If you have a ready response about bench presses and inclines, but none for crunches and leg raises, give yourself an ab F. Rest assured, most bodybuilders fail this quiz. Not only do most of us train abs with insufficient intensity, but it seldom even occurs to us that we’re shortchanging our midsection workouts. Instead, we plod through sets of high reps, the sort we would never do for chest or any other bodypart.
- Train to grow your abs, not tone them. The risk of overgrowing your rectus abdominis is akin to the risk of growing too rich — you should be so lucky. As with the woman who fears free weights will make her “look like a man,” alas, it’s never easy to alter ourselves. Train for growth. Toning will follow.
- Typically, do sets of 10-15 reps. When you can do more than 15, increase the resistance.
- Ab machines are often the most efficient way to add resistance.
- As opposed to increasing reps or the weight, you can boost intensity via techniques such as supersets and giant sets.
MISTAKE #3: Missing the target
Owing to their school-gym-period days of crunches and other calisthenics, many bodybuilders still spend more ab time working their hip flexors, straining their spinal erectors and rapidly flopping about than actually contracting their abs.
- Do primarily crunching movements for the rectus abdominis, either free form or with a machine.
- Train at a slow, steady pace, focusing only on your abs.
- All ab exercises have short ranges of motion, and thus, contractions are paramount. Hold each contraction for one or two seconds and flex.
MISTAKE #4: Upper ab exclusivity
Most bodybuilders focus primarily, if not exclusively, on the upper rectus abdominis — the six-pack. In fact, that is only one of four ab areas to train. The other three are the lower rectus abdominis (from below your six-pack to your groin), the external obliques (on either side of your midsection) and the transverse abdominis (located underneath your rectus abdominis and obliques).
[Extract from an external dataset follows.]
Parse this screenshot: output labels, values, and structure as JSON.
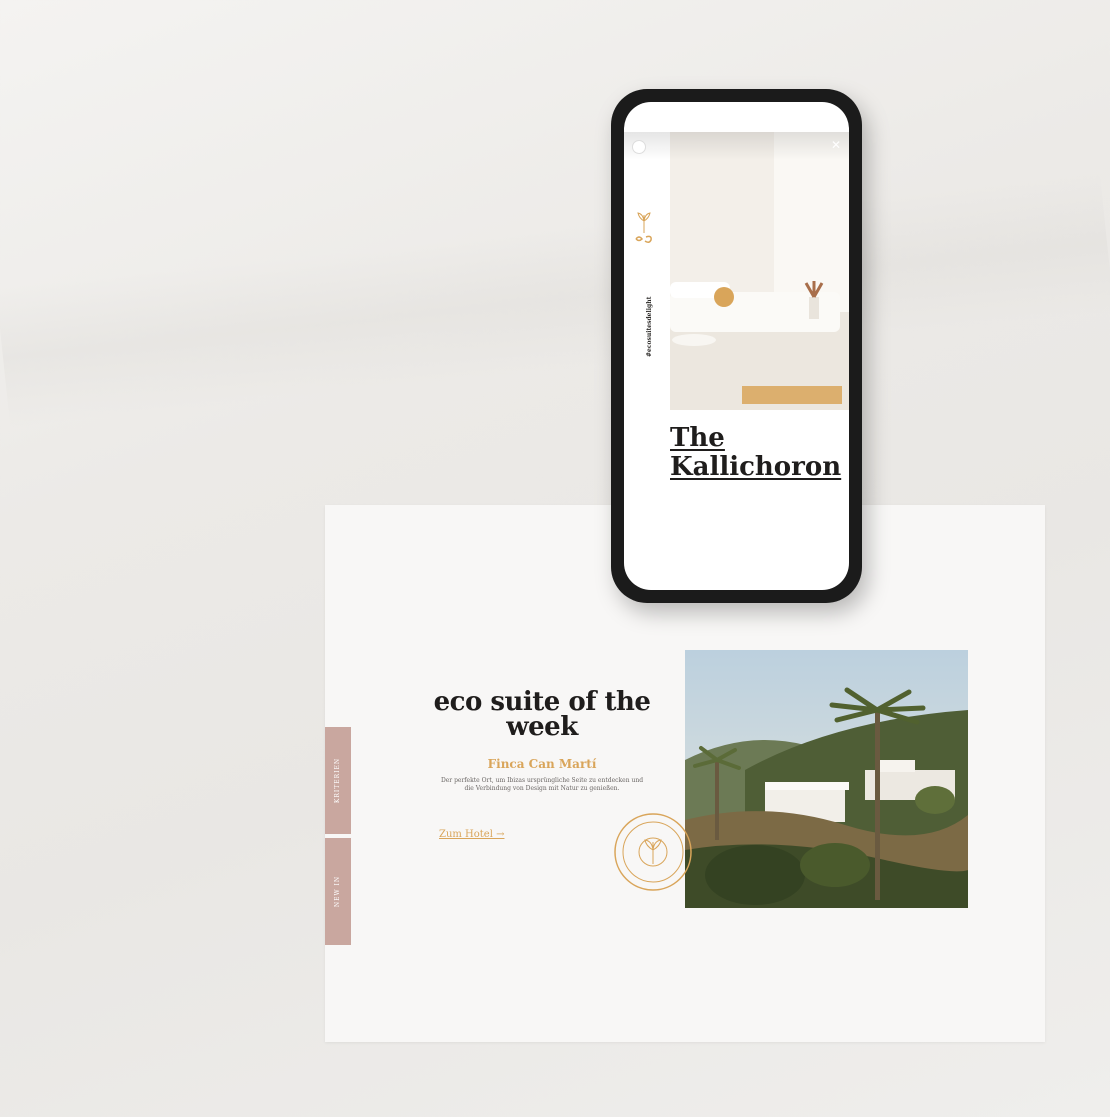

The lower abs are often neglected, because — when you have at least some clothes on — they’re less visible than the upper abs. Obliques are typically skipped, because bodybuilders are afraid of widening their waists. Transverse abs are out of sight and, therefore, usually out of mind.
- Lower abs are important for core strength and a powerful look that ties your upper and lower body together. Reverse crunches and leg or knee raises work this area.
- Obliques are also crucial for core strength, because they stabilize your upper body and, when fully developed and defined — picture the piano key rows on Dexter Jackson’s sides — they grab attention. Side crunches and machine trunk twists work this area. Waist width is primarily the result of a broad hip/waist structure. Nevertheless, if you’re concerned about oblique overgrowth, do sets of 20-30 reps.
- Your transverse abs aren’t visible, but they play a crucial role in your posture and keeping your belly in. You can work this area anytime and anywhere by pulling your bellybutton in toward your spine as far as possible and holding that position for a count of 10. Repeat for up to 10 times.
MISTAKE #5: Trying to train away fat
Many bodybuilders think enough crunching will bring their abs into sharp relief. Although recent research proves spot reduction is possible, your best strategy for shedding adipose tissue and excavating your abs is a combination of dieting and cardio.
- Alter your diet to lose fat. Eliminate trans fat and minimize saturated fat and simple carbs. Focus instead on lean protein, complex carbs and healthy fats.
- Do 45-60 minutes of cardio postworkout or early in the morning.
- Focus your ab workouts on growth, and the new muscle will become increasingly more visible as you shed unwanted weight.